How about your voice? Your Stimme. Your vote!


I had posted this first on Panta Rhei Enterprise in August. Since there are less than 100 hours until the election and I am transfering the series Just words to this blog, it was high time.

Just words: I give you my word

Scrabble: FEEL

And you get 7 points for this.

I’d like a word with you.
I give you my word.
You are twisting my words.
This blog became popular just by word of mouth.
In the beginning was the word, and the word was with God.

This is a new beginning. The beginning of a series of blog posts. For each post in the series Just Words, I will select one word. Just one. Look at it from different angles. Play with it a little. Perhaps, see it in a new light. In a different context. And, today’s word is

the word

We are starting with an old Germanic noun. Linguists reconstructed a form wurda in Proto-Germanic, the assumed precursor to languages like Danish, Dutch, English, Friesian, German, and Swedish.

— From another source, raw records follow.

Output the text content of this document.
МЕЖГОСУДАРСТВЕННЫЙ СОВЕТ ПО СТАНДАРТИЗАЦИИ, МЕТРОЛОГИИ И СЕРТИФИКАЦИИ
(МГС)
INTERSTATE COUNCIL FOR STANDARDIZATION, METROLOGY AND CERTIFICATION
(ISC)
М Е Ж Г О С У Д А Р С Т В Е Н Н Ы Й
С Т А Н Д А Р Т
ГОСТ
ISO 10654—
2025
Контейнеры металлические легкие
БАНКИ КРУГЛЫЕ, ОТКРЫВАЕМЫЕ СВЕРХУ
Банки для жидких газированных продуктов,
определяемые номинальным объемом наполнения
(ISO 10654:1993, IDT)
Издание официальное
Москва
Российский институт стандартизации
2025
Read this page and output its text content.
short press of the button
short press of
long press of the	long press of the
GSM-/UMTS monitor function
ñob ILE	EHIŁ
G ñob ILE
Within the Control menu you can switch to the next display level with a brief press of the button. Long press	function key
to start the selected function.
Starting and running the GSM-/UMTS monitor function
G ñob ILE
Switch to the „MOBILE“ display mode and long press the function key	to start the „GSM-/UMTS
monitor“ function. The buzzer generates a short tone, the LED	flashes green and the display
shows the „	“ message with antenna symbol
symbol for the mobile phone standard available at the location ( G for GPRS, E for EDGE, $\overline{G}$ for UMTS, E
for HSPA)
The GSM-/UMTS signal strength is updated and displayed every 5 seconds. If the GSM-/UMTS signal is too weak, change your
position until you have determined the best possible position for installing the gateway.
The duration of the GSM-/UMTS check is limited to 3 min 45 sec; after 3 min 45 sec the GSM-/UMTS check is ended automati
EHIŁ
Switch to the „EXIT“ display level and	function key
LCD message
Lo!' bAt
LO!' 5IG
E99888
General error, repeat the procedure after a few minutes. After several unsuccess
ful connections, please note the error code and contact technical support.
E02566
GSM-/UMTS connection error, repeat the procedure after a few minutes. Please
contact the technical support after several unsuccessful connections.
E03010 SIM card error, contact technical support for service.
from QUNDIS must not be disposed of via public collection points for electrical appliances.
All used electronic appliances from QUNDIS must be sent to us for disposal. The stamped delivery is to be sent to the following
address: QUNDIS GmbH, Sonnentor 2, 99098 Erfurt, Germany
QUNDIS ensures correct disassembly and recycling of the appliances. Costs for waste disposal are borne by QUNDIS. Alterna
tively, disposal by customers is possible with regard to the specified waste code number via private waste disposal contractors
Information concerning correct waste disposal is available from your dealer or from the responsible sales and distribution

Is it important to be more aware of each individual word? Especially an old one such as word? One that we use quite frequently and in different contexts? One that different people have been using over many centuries?

Yes, that’s a rhetorical question. Before I answer it, confession time: I am a philologist. (In Greek: philo- = loving; logos = word) I love words. Using them. (My family, friends, and colleagues tell me I use too many too often.)

So, my answer: Yes, being aware of one’s words is important. For two reasons: Words have consequences. Depending on the words you use, people will hear something different, feel something different, understand something different, or do something different. Or as Carl Sandburg said: Be careful with your words: once said they can only be forgiven, not forgotten. Words are powerful tools. Words can pinpoint and cover up. They can heal and hurt. And they can clarify and obscure. And so much more. Let me tell you two stories to illustrate.


I grew up in Finsterwalde in Germany. In this small town is a short street, named after Max Schmidt. The Max-Schmidt-Straße. For many years, I did not know who Max Schmidt had been.

1943. The war was in its fourth year. Max, a merchant in town, met with others in his local pub. Small talk and a beer or two. A time to tell jokes and anecdotes. Often with few words; one knew and understood each other. A popular opening gambit was the question: Do you already know the latest joke? The friendly reply was: no. And then the joke would be told. So, Max Schmidt sat down with his buddies and opened the conversation with “Do you already know the latest joke?” … … … “We will win the war.” One of the listeners mentioned the 5-word joke to a Nazi official in town. The Gestapo interrogated Max Schmidt. He came before the “People’s Court”, was accused of Wehrkraftzersetzung – undermining military force – sentenced to death, and executed in July of 1944.
For a 5-word joke.


When I was a student of Linguistics, I learned about the Sapir-Whorf Hypothesis, a hypothesis that discusses the relationship between linguistic structures in a language and people’s thinking and cultural values.

Benjamin Lee Whorf, an American linguist and chemical engineer, became an engineer for the Hartford Fire Insurance Company in 1919. In one incident, a worker had placed containers with liquid next to a heater, which started a fire. The containers were labeled “highly inflammable”. The worker had believed that inflammable was the opposite of flammable, like incomplete is the opposite of complete.
2 words. 1 prefix. The in- in incomplete or the in- in insure.


Do words matter? Even just one word? Carelessly or imprecisely used? The things we do with words …

Does it matter whether we talk about social distancing or physical distancing under COVID-19? Should one call it the Chinese virus? Are love and hate opposites? Can one compare apples and oranges? And which one is a correct word?

I will go through this word for word. You can take my word for it.


Originally, I posted this text on in the blog of our Panta Rhei Enterprise on May 2, 2020. It was indeed the first one in a small series, which I am now transferring here to this site.